In some cases it’s been found that DDoS attacks are also a diversion while the real attack is performed to steal data. In one case 435GB of data was culled from a company’s servers using a DDoS attack as a diversion.
“The major challenge SMBs face is that they don’t have the resources to counter the threat. Even if some do have the complex web of technical skills required to effect proper security the people often don’t have the time to execute – they’re busy running their business,” says Lee.
Military personnel, the panellists discussed, will tell you that the only effective security is security in depth. Traditional firewalling, therefore, is no longer effective because it is simple perimeter security. What SMBs, and even their larger cousins, require is everything from anti-virus to malware, URL, Web filtering, and intrusion-detection protection.
“The complexity of provisioning that level of service is beyond the vast majority of SMBs. The trick is giving them the complexity of security they require to keep operating safely and securely while making it simple for them to get and maintain,” says Lee.
These and other security threats constitute some of the major reasons for slow uptake of cloud services among businesses. They cannot secure servers themselves, they are unsure about traffic flows to and from servers, and in some cases don’t know where the physical servers reside. Yet, it is, perhaps ironically, because of these threats that in future businesses will seek cloud service providers.

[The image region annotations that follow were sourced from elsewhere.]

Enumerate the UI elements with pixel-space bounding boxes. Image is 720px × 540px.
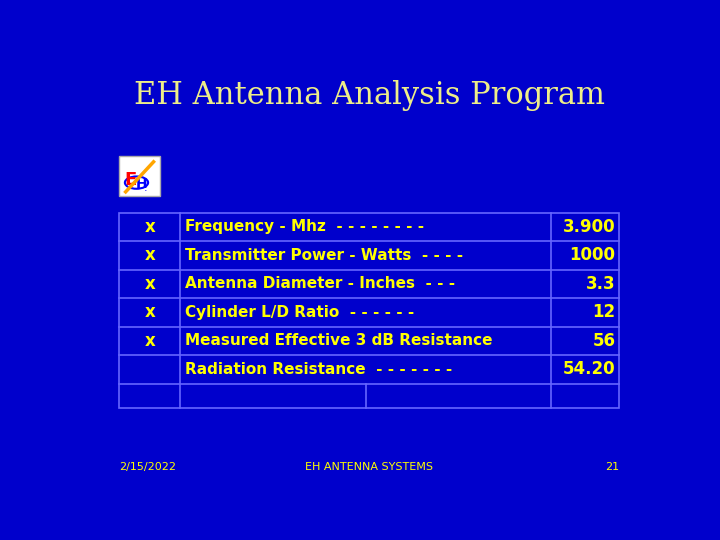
Text: Frequency - Mhz  - - - - - - - -: Frequency - Mhz - - - - - - - - bbox=[184, 219, 423, 234]
Text: Measured Effective 3 dB Resistance: Measured Effective 3 dB Resistance bbox=[184, 333, 492, 348]
Text: 54.20: 54.20 bbox=[563, 360, 616, 379]
Text: Cylinder L/D Ratio  - - - - - -: Cylinder L/D Ratio - - - - - - bbox=[184, 305, 414, 320]
Text: x: x bbox=[144, 303, 155, 321]
Text: E: E bbox=[124, 171, 136, 190]
Bar bbox=[120, 213, 619, 408]
Text: Transmitter Power - Watts  - - - -: Transmitter Power - Watts - - - - bbox=[184, 248, 463, 263]
Text: 12: 12 bbox=[593, 303, 616, 321]
Text: x: x bbox=[144, 275, 155, 293]
Bar bbox=[120, 156, 160, 195]
Text: x: x bbox=[144, 332, 155, 350]
Text: Antenna Diameter - Inches  - - -: Antenna Diameter - Inches - - - bbox=[184, 276, 454, 292]
Text: EH ANTENNA SYSTEMS: EH ANTENNA SYSTEMS bbox=[305, 462, 433, 472]
Text: 1000: 1000 bbox=[570, 246, 616, 265]
Text: H: H bbox=[135, 177, 147, 191]
Text: x: x bbox=[144, 246, 155, 265]
Text: 56: 56 bbox=[593, 332, 616, 350]
Text: 3.3: 3.3 bbox=[586, 275, 616, 293]
Text: .: . bbox=[144, 183, 148, 193]
Text: x: x bbox=[144, 218, 155, 236]
Text: 21: 21 bbox=[606, 462, 619, 472]
Text: 2/15/2022: 2/15/2022 bbox=[120, 462, 176, 472]
Text: 3.900: 3.900 bbox=[563, 218, 616, 236]
Text: EH Antenna Analysis Program: EH Antenna Analysis Program bbox=[133, 80, 605, 111]
Text: Radiation Resistance  - - - - - - -: Radiation Resistance - - - - - - - bbox=[184, 362, 452, 377]
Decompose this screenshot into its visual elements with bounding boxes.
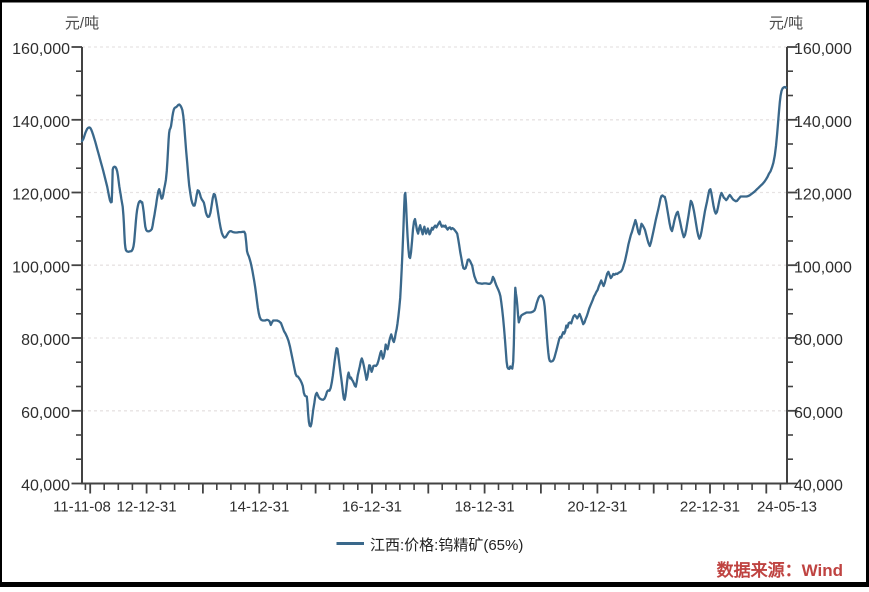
svg-text:11-11-08: 11-11-08 (53, 499, 111, 516)
svg-text:100,000: 100,000 (794, 259, 852, 276)
svg-text:18-12-31: 18-12-31 (455, 499, 515, 516)
svg-text:22-12-31: 22-12-31 (680, 499, 740, 516)
svg-text:80,000: 80,000 (794, 332, 843, 349)
svg-text:元/吨: 元/吨 (65, 15, 99, 32)
svg-text:140,000: 140,000 (12, 114, 70, 131)
svg-text:140,000: 140,000 (794, 114, 852, 131)
svg-text:40,000: 40,000 (794, 478, 843, 495)
svg-text:60,000: 60,000 (21, 405, 70, 422)
svg-text:120,000: 120,000 (794, 187, 852, 204)
svg-text:160,000: 160,000 (12, 41, 70, 58)
svg-text:元/吨: 元/吨 (769, 15, 803, 32)
svg-text:80,000: 80,000 (21, 332, 70, 349)
svg-text:14-12-31: 14-12-31 (229, 499, 289, 516)
svg-text:12-12-31: 12-12-31 (117, 499, 177, 516)
svg-text:160,000: 160,000 (794, 41, 852, 58)
svg-text:40,000: 40,000 (21, 478, 70, 495)
svg-text:数据来源：Wind: 数据来源：Wind (717, 560, 843, 580)
svg-text:江西:价格:钨精矿(65%): 江西:价格:钨精矿(65%) (370, 537, 523, 554)
svg-text:60,000: 60,000 (794, 405, 843, 422)
svg-text:120,000: 120,000 (12, 187, 70, 204)
svg-text:16-12-31: 16-12-31 (342, 499, 402, 516)
svg-text:100,000: 100,000 (12, 259, 70, 276)
svg-text:24-05-13: 24-05-13 (757, 499, 817, 516)
svg-text:20-12-31: 20-12-31 (567, 499, 627, 516)
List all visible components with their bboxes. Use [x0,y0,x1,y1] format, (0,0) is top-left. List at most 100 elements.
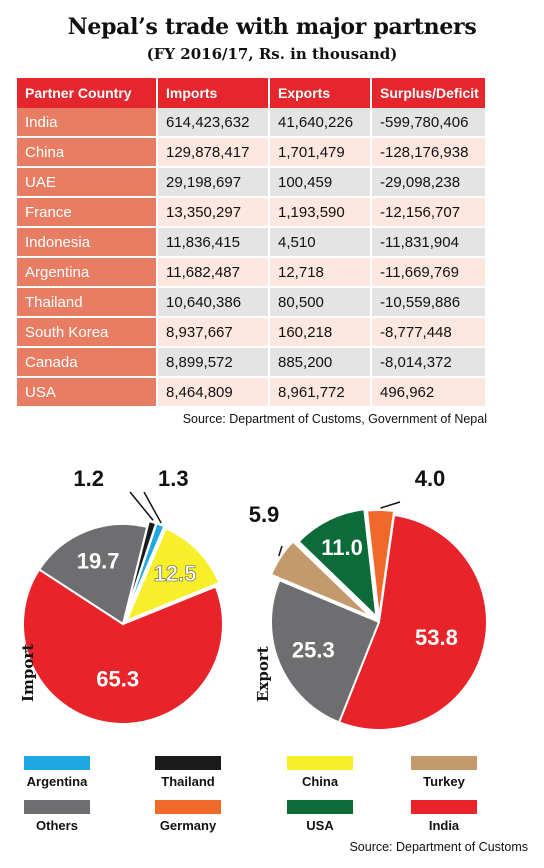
legend-label: India [428,818,460,833]
table-row: South Korea 8,937,667 160,218 -8,777,448 [17,318,487,348]
legend-item-germany: Germany [143,800,233,833]
legend-label: USA [306,818,334,833]
table-row: Indonesia 11,836,415 4,510 -11,831,904 [17,228,487,258]
legend-swatch [287,800,353,814]
chart-source: Source: Department of Customs [349,840,528,854]
table-cell-country: Thailand [17,288,158,318]
pie-slice-export-turkey [269,540,372,618]
legend-item-usa: USA [275,800,365,833]
table-cell-country: India [17,108,158,138]
legend: Argentina Thailand China Turkey Others G… [0,752,544,847]
legend-swatch [24,800,90,814]
pie-label-import: Import [19,644,37,702]
legend-label: Germany [159,818,217,833]
table-cell-exports: 80,500 [270,288,372,318]
table-cell-country: USA [17,378,158,408]
table-cell-imports: 11,836,415 [158,228,270,258]
column-header-imports: Imports [158,78,270,108]
pie-label-turkey: 5.9 [249,502,280,527]
pie-label-leader [380,501,401,509]
table-cell-surplus-deficit: -599,780,406 [372,108,487,138]
table-cell-imports: 614,423,632 [158,108,270,138]
pie-label-leader [143,491,162,524]
table-cell-exports: 1,193,590 [270,198,372,228]
table-cell-surplus-deficit: -8,014,372 [372,348,487,378]
table-cell-imports: 8,937,667 [158,318,270,348]
table-source: Source: Department of Customs, Governmen… [182,412,487,426]
table-cell-exports: 1,701,479 [270,138,372,168]
pie-label-india: 65.3 [96,667,139,692]
table-row: India 614,423,632 41,640,226 -599,780,40… [17,108,487,138]
table-cell-surplus-deficit: -12,156,707 [372,198,487,228]
pie-label-thailand: 1.2 [73,466,104,491]
pie-slice-import-argentina [124,522,166,619]
table-row: UAE 29,198,697 100,459 -29,098,238 [17,168,487,198]
table-cell-imports: 8,464,809 [158,378,270,408]
table-cell-country: China [17,138,158,168]
table-cell-exports: 4,510 [270,228,372,258]
pie-label-leader [129,491,154,521]
table-cell-surplus-deficit: -10,559,886 [372,288,487,318]
table-cell-imports: 129,878,417 [158,138,270,168]
legend-item-india: India [399,800,489,833]
pie-label-others: 19.7 [77,549,120,574]
pie-label-argentina: 1.3 [158,466,189,491]
table-cell-country: UAE [17,168,158,198]
table-row: Thailand 10,640,386 80,500 -10,559,886 [17,288,487,318]
trade-table: Partner Country Imports Exports Surplus/… [17,78,487,408]
column-header-partner-country: Partner Country [17,78,158,108]
table-cell-surplus-deficit: -11,669,769 [372,258,487,288]
column-header-exports: Exports [270,78,372,108]
pie-charts: 65.3 19.7 1.2 1.3 12.5 Import 53.8 25.3 5.9 11.0 4… [19,466,488,731]
legend-label: Turkey [423,774,465,789]
table-cell-country: Canada [17,348,158,378]
pie-label-others: 25.3 [292,638,335,663]
table-row: France 13,350,297 1,193,590 -12,156,707 [17,198,487,228]
pie-slice-export-india [337,513,488,731]
table-cell-imports: 8,899,572 [158,348,270,378]
legend-swatch [411,756,477,770]
table-row: Argentina 11,682,487 12,718 -11,669,769 [17,258,487,288]
table-cell-exports: 160,218 [270,318,372,348]
legend-swatch [155,756,221,770]
table-cell-imports: 13,350,297 [158,198,270,228]
table-cell-country: Indonesia [17,228,158,258]
pie-slice-export-others [270,578,381,724]
table-cell-exports: 41,640,226 [270,108,372,138]
table-row: USA 8,464,809 8,961,772 496,962 [17,378,487,408]
table-cell-surplus-deficit: -29,098,238 [372,168,487,198]
pie-slice-import-china [124,527,221,623]
table-cell-imports: 11,682,487 [158,258,270,288]
legend-swatch [287,756,353,770]
table-cell-exports: 8,961,772 [270,378,372,408]
pie-label-usa: 11.0 [321,535,363,560]
table-cell-country: Argentina [17,258,158,288]
legend-item-thailand: Thailand [143,756,233,789]
table-cell-country: South Korea [17,318,158,348]
pie-slice-import-india [22,568,224,725]
column-header-surplus-deficit: Surplus/Deficit [372,78,487,108]
pie-slice-export-germany [365,509,396,619]
legend-label: China [301,774,339,789]
table-cell-imports: 29,198,697 [158,168,270,198]
legend-label: Others [36,818,78,833]
legend-swatch [411,800,477,814]
table-cell-surplus-deficit: -8,777,448 [372,318,487,348]
table-cell-exports: 885,200 [270,348,372,378]
table-cell-surplus-deficit: -128,176,938 [372,138,487,168]
legend-label: Thailand [161,774,215,789]
legend-swatch [155,800,221,814]
pie-label-germany: 4.0 [415,466,446,491]
table-row: Canada 8,899,572 885,200 -8,014,372 [17,348,487,378]
legend-item-turkey: Turkey [399,756,489,789]
table-row: China 129,878,417 1,701,479 -128,176,938 [17,138,487,168]
legend-item-argentina: Argentina [12,756,102,789]
chart-title: Nepal’s trade with major partners [67,14,477,40]
legend-label: Argentina [26,774,88,789]
table-cell-surplus-deficit: 496,962 [372,378,487,408]
table-cell-imports: 10,640,386 [158,288,270,318]
table-cell-exports: 100,459 [270,168,372,198]
chart-subtitle: (FY 2016/17, Rs. in thousand) [146,45,398,63]
pie-label-export: Export [254,646,272,702]
table-cell-exports: 12,718 [270,258,372,288]
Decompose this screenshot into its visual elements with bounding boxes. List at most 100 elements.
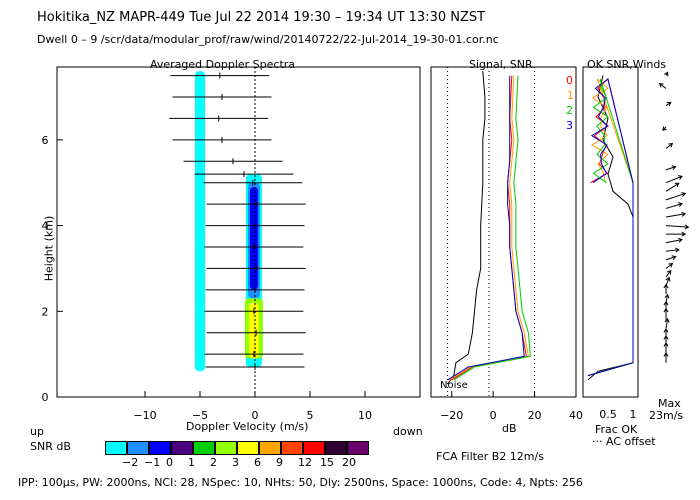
colorbar-tick-label: 15	[320, 456, 334, 469]
y-tick-label: 0	[42, 391, 49, 404]
ok-snr-line	[587, 78, 634, 377]
x-tick-label: 10	[358, 409, 372, 422]
wind-arrowhead	[674, 182, 680, 188]
spectrum-cell	[249, 187, 258, 290]
colorbar-tick-label: 12	[298, 456, 312, 469]
x-tick-label: 0	[252, 409, 259, 422]
wind-arrowhead	[663, 328, 669, 333]
snr-series-signal	[447, 71, 486, 385]
wind-vector	[665, 166, 676, 171]
colorbar-swatch	[215, 441, 237, 455]
wind-vector	[665, 182, 680, 192]
colorbar-label: SNR dB	[30, 440, 71, 453]
wind-arrowhead	[674, 247, 680, 253]
max-label: Max	[658, 397, 681, 410]
legend-item-1: 1	[567, 89, 574, 102]
wind-arrowhead	[662, 126, 667, 131]
colorbar-swatch	[127, 441, 149, 455]
legend-item-3: 3	[566, 119, 573, 132]
snr-x-tick-label: 20	[528, 409, 542, 422]
wind-arrowhead	[658, 83, 664, 88]
wind-arrowhead	[668, 143, 674, 148]
colorbar-swatch	[193, 441, 215, 455]
ok-snr-line	[587, 78, 634, 377]
x-tick-label: −10	[133, 409, 156, 422]
snr-x-axis-label: dB	[502, 422, 517, 435]
colorbar-tick-label: 20	[342, 456, 356, 469]
frac-ok-line	[587, 75, 634, 381]
wind-arrowhead	[668, 263, 674, 268]
frac-ok-tick-label: 1	[630, 408, 637, 421]
snr-x-tick-label: 0	[490, 409, 497, 422]
wind-vector	[665, 175, 683, 184]
colorbar-swatch	[281, 441, 303, 455]
legend-item-0: 0	[566, 74, 573, 87]
wind-arrowhead	[664, 293, 670, 299]
spectrum-cell	[248, 302, 259, 359]
wind-arrowhead	[666, 269, 672, 275]
colorbar-tick-label: −1	[144, 456, 161, 469]
wind-arrowhead	[664, 317, 670, 323]
wind-vector	[665, 192, 686, 201]
colorbar-swatch	[259, 441, 281, 455]
y-tick-label: 6	[42, 134, 49, 147]
spectra-frame	[56, 66, 421, 398]
wind-vector	[665, 213, 686, 218]
plot-title: Hokitika_NZ MAPR-449 Tue Jul 22 2014 19:…	[37, 10, 486, 25]
snr-series-3	[447, 75, 525, 381]
spectrum-cell	[195, 71, 205, 372]
winds-panel-title: OK SNR,Winds	[587, 58, 667, 71]
wind-vector	[665, 294, 669, 303]
colorbar-swatch	[171, 441, 193, 455]
snr-x-tick-label: 40	[569, 409, 583, 422]
wind-arrowhead	[684, 224, 690, 230]
wind-vector	[659, 83, 667, 89]
wind-vector	[665, 239, 683, 244]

The cloud service providers are spending a lot of money to ensure that they offer secure, reliable services, spending that far outstrips what the average SMB is able to spend (even if they had the expertise to ensure every cent was spent effectively in pursuit of their goal for security).
“In future we expect businesses to seek out cloud service providers who will be the best placed and most experienced to offer the security that emerging and future threats represent,” says Lee.